任俠(にんきょう)とは本来、仁義を重んじ、困っていたり苦しんでいたりする人を見ると放っておけず、彼らを助けるために体を張る自己犠牲的精神を指す語。仁俠(じんきょう)義俠心(ぎきょうしん)俠気(きょうき)男気(おとこぎ)などともいう。
== 中国における任俠 ==
中国での任俠の歴史は古く、中国春秋時代に生まれたとされ、情を施されれば命をかけて恩義を返すことにより義理を果たすという精神を重んじ、法で縛られることを嫌った者が任俠に走ったとされる。戦国四君食客や任俠の徒を3千人雇って国を動かしたとして各国から評価され、四君の中でも特に義理堅い信陵君を慕っていた劉邦は、任俠の徒から皇帝にまで出世した。この任俠らを題材にしたのが『史記』の「遊俠列伝」である。登場人物の朱家は有名で、貧乏ながらも助命をすることが急務とし、そのことで礼を言われることを嫌っていたために名声が高かったという。以後、任俠は庶民の間で地位を得、権力者の脅威となったという。任俠に武術を取り込んだ『武俠小説』は現代でも人気が高い。

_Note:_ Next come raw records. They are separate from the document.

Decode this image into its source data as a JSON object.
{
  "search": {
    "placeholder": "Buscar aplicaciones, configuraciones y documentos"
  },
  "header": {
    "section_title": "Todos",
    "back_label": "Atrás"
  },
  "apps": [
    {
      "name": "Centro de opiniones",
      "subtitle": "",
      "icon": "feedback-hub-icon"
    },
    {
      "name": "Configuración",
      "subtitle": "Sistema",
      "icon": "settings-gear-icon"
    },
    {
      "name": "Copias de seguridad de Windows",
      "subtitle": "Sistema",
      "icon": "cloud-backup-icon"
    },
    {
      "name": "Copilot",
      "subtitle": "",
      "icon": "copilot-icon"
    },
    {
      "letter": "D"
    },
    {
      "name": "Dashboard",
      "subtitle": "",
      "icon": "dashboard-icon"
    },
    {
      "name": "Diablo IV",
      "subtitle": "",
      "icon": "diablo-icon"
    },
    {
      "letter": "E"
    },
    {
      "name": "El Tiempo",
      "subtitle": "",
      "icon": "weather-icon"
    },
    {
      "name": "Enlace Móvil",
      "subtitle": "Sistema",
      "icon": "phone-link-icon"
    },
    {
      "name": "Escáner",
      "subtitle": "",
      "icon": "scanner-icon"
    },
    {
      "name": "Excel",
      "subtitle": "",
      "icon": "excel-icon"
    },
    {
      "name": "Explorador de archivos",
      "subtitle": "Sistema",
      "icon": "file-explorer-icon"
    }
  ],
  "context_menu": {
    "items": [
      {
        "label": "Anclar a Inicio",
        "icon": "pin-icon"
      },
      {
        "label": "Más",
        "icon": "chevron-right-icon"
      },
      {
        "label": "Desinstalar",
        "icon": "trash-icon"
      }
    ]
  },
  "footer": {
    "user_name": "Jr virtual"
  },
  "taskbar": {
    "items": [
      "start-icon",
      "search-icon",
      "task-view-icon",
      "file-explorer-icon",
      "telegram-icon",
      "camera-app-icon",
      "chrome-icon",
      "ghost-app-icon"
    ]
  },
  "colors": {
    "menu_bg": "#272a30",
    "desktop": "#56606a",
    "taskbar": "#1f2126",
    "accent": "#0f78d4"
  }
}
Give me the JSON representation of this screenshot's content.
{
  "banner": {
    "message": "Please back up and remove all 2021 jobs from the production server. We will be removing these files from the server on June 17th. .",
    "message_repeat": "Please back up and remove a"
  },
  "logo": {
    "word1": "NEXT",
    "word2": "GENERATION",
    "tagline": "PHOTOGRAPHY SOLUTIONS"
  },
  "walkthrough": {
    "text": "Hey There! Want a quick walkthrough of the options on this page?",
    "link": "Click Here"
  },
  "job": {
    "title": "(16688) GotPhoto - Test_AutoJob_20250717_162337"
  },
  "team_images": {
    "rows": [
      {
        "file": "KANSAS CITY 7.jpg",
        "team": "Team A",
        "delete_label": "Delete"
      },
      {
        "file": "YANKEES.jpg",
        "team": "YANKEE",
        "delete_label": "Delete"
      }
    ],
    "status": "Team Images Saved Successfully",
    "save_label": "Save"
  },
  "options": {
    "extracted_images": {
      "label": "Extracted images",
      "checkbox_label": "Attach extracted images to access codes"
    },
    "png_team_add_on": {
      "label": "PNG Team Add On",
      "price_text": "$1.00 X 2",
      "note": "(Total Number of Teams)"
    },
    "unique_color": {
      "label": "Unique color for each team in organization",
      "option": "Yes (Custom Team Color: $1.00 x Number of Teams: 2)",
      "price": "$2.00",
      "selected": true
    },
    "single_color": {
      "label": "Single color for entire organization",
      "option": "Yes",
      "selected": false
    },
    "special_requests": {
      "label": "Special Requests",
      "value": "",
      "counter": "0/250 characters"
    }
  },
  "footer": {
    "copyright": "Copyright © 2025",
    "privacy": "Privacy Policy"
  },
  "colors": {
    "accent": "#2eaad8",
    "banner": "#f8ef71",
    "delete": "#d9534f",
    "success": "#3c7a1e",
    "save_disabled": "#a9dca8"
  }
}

なお、『史記』「遊俠列伝」の著者である司馬遷は、「『仁俠』の志を知らずに彼らをヤクザチンピラなどと勘違いして馬鹿にするが、それは悲しいことだ」と述べている。
中国は広大な面積と複数の言語や民族が存在するので、地方においては法の権威が及ばない、あるいは中央の監視が行き渡らないため人民が地方官僚の暴政に悩むという背景の中、任俠とは庶民の中にあり圧政や無法地帯の馬賊から庶民を守る正義の味方という側面があった。そこから、法に頼らない個人レベルとしての恩に対する義理や義兄弟の忠誠が強調され、賊であっても義賊であることも可能であった。